McDonalds, Wendys, and Subway-Unhealthy for Baby and Me

  • Posted on February 27, 2011 at 9:54 pm

So yesterday was my major shopping day. I go to several stores to shop because of the prices (that will be another post another day). I made my list and stuck to it and filled my refrigerator and pantry. But while shopping and putting things away I got to thinking about what my “normal” week is for me. I get up, get myself and my oldest dressed, get breakfast in the oldest and get the baby up, changed and dressed, get in the car and head off to the bus, after she is on the bus I find myself heading up the road and right into the McDonalds drivethru. Why? Because it is easy and I don’t have to try to find something that the baby will eat and I don’t have to cook or make anything again. What kind of stupid thinking is that? I am feeding the baby and I crap instead of taking the time to make something that is worth eating and might actually be good for us. After we get home it is take of the house time and while doing this I find myself just grazing all day long. If Steve is at work I do not take the time to cook it is WAY more easier to let someone else do the work, so off to a drive thru we go. Kind of sounds like a song…. Hi Ho Hi Ho it’s off to a drive thru we go….. Wow what an unhealthy life I was leading and dragging my kids along for the ride.

Well this got me thinking about what I was eating in a week.
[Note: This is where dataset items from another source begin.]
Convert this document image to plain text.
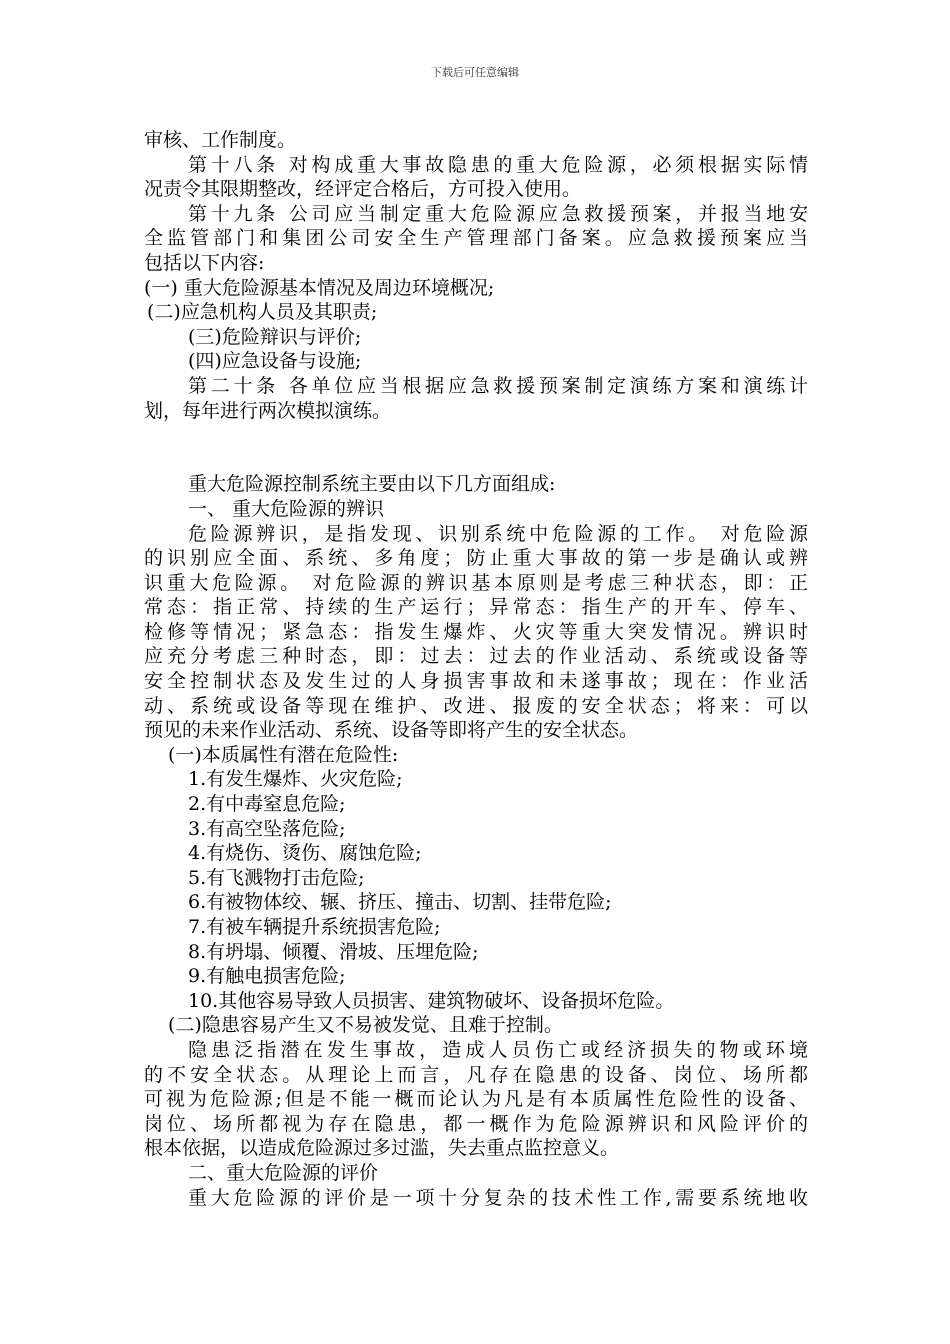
下载后可任意编辑
审核、工作制度。
第十八条 对构成重大事故隐患的重大危险源，必须根据实际情
况责令其限期整改，经评定合格后，方可投入使用。
第十九条 公司应当制定重大危险源应急救援预案，并报当地安
全监管部门和集团公司安全生产管理部门备案。应急救援预案应当
包括以下内容:
(一) 重大危险源基本情况及周边环境概况;
(二)应急机构人员及其职责;
(三)危险辩识与评价;
(四)应急设备与设施;
第二十条 各单位应当根据应急救援预案制定演练方案和演练计
划，每年进行两次模拟演练。
重大危险源控制系统主要由以下几方面组成:
一、 重大危险源的辨识
危险源辨识，是指发现、识别系统中危险源的工作。 对危险源
的识别应全面、系统、多角度；防止重大事故的第一步是确认或辨
识重大危险源。 对危险源的辨识基本原则是考虑三种状态，即：正
常态：指正常、持续的生产运行；异常态：指生产的开车、停车、
检修等情况；紧急态：指发生爆炸、火灾等重大突发情况。辨识时
应充分考虑三种时态，即：过去：过去的作业活动、系统或设备等
安全控制状态及发生过的人身损害事故和未遂事故；现在：作业活
动、系统或设备等现在维护、改进、报废的安全状态；将来：可以
预见的未来作业活动、系统、设备等即将产生的安全状态。
(一)本质属性有潜在危险性:
1.有发生爆炸、火灾危险;
2.有中毒窒息危险;
3.有高空坠落危险;
4.有烧伤、烫伤、腐蚀危险;
5.有飞溅物打击危险;
6.有被物体绞、辗、挤压、撞击、切割、挂带危险;
7.有被车辆提升系统损害危险;
8.有坍塌、倾覆、滑坡、压埋危险;
9.有触电损害危险;
10.其他容易导致人员损害、建筑物破坏、设备损坏危险。
(二)隐患容易产生又不易被发觉、且难于控制。
隐患泛指潜在发生事故，造成人员伤亡或经济损失的物或环境
的不安全状态。从理论上而言，凡存在隐患的设备、岗位、场所都
可视为危险源;但是不能一概而论认为凡是有本质属性危险性的设备、
岗位、场所都视为存在隐患，都一概作为危险源辨识和风险评价的
根本依据，以造成危险源过多过滥，失去重点监控意义。
二、重大危险源的评价
重大危险源的评价是一项十分复杂的技术性工作,需要系统地收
When I would hit the drive thru at McDonalds this was my normal picks.

Egg McMuffin, Hash Brown and a small Diet Coke 450 cals (per their website)
Bacon Egg and Cheese, Hash Brown and a small Diet Coke 570 cals (per their site)
Big Breakfast and a small Diet Coke 740 cals (per their site)
Big Breakfast with Hot Cakes and a small Diet Coke 1090 cals (per their site)

Now that I take the time and look at those calorie numbers it scares me. Why? Because it was nothing for me to be there 3 times a week. When I was at home for lunch I usually just graze on what ever I could find, if I was at work more times than not I would go to Sub Way for lunch. Now I am a creature of habit and I always get the same thing there.
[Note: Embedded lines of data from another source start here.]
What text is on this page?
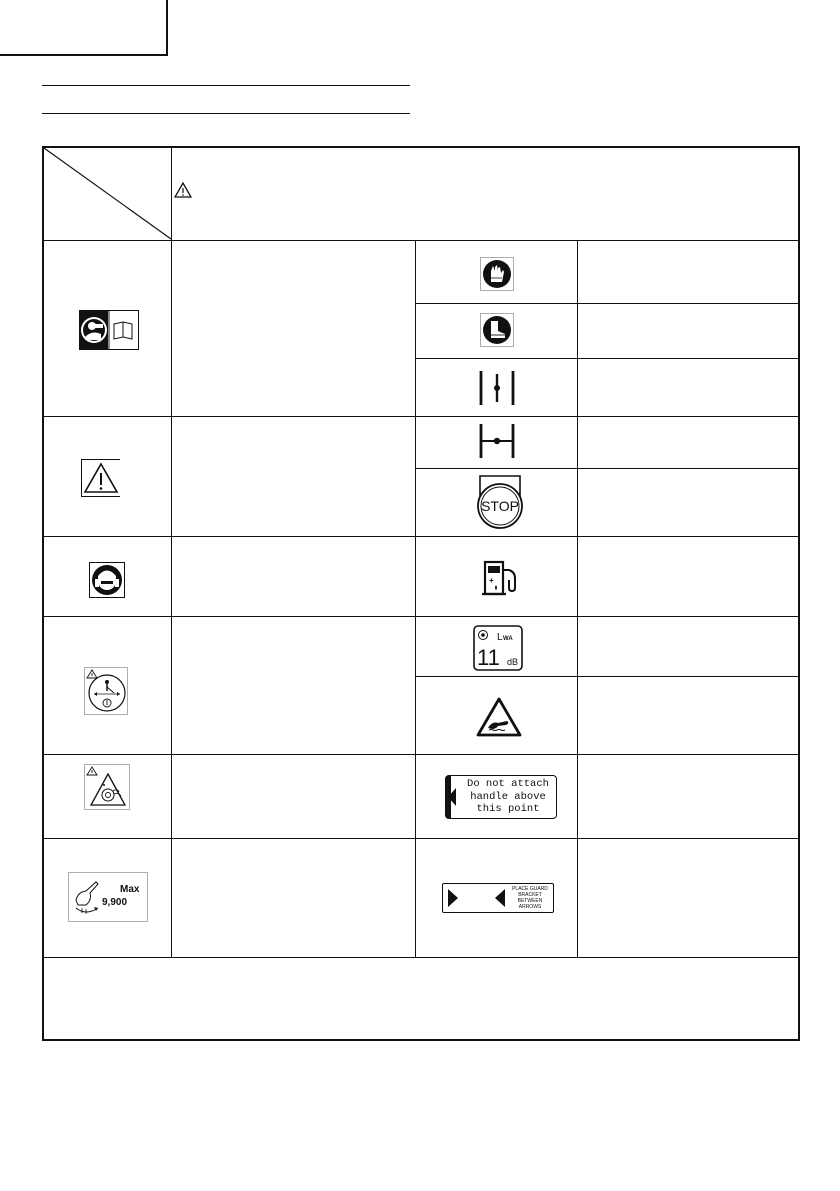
Max
9,900
STOP
+
L WA
11 dB
Do not attach
handle above
this point
PLACE GUARD
BRACKET
BETWEEN
ARROWS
Foot long Turkey Breast and Ham on Honey and Oat Bread with Mayo, Mustard and cheese and a Diet Coke 690 cals (per their site)
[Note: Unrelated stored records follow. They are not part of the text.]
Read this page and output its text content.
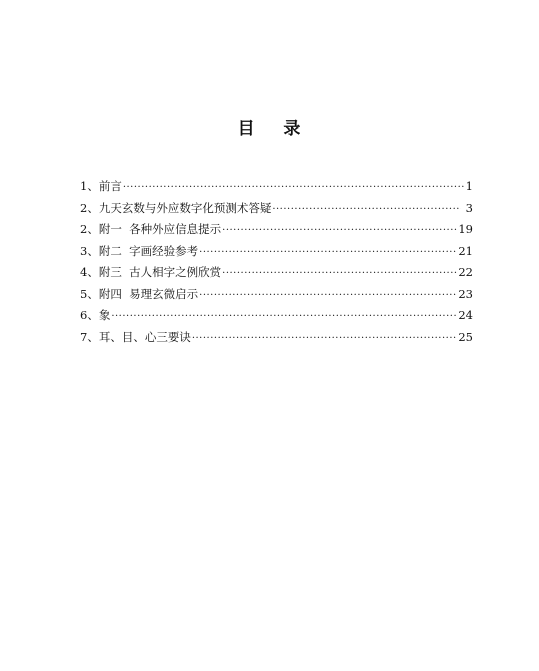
目    录
1、前言 ·····	1
2、九天玄数与外应数字化预测术答疑 ·····	3
2、附一  各种外应信息提示 ·····	19
3、附二  字画经验参考 ·····	21
4、附三  古人相字之例欣赏 ·····	22
5、附四  易理玄微启示 ·····	23
6、象 ·····	24
7、耳、目、心三要诀 ·····	25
If Steve was at work or I was at work I would head for Wendy’s or back to McDonalds for dinner. My dinner of choice was always

Quarter Pounder with Cheese, FF and a Diet Coke 890 cals (per their site)

or

Spicy Chicken Combo, FF and a Diet Coke 940 cals

Because of my being lazy and taking the easy way out of taking care of my health and keeping that weight off I was slowly killing myself or at least on a fast track to maybe becoming a diabetic and having heart problems. So today I am starting to turn my new leaf… I made breakfast for my kids and I before church that was pancakes and turkey bacon. I had 1 medium size pancake and 3 strips of bacon. That is fantastic for me, I love pancakes, I could eat a dozen of them. For lunch I made a fun kids meal and I only had a small bowl of it. Dinner I warmed up left over sloppy joe (1 sandwich). I was so very very proud of myself with my eating choices today. Water water water water….. I drank no pop today! Steve made some tea last night and when I made a glass of it today I started laughing because it was nothing but water with a scent of the tea!

I know that I am going to face lots of trials and situations with keeping away from the fast food. With my family and my wonderful friends and the dear Lord above I can do this and I WILL make it! I deserve it!!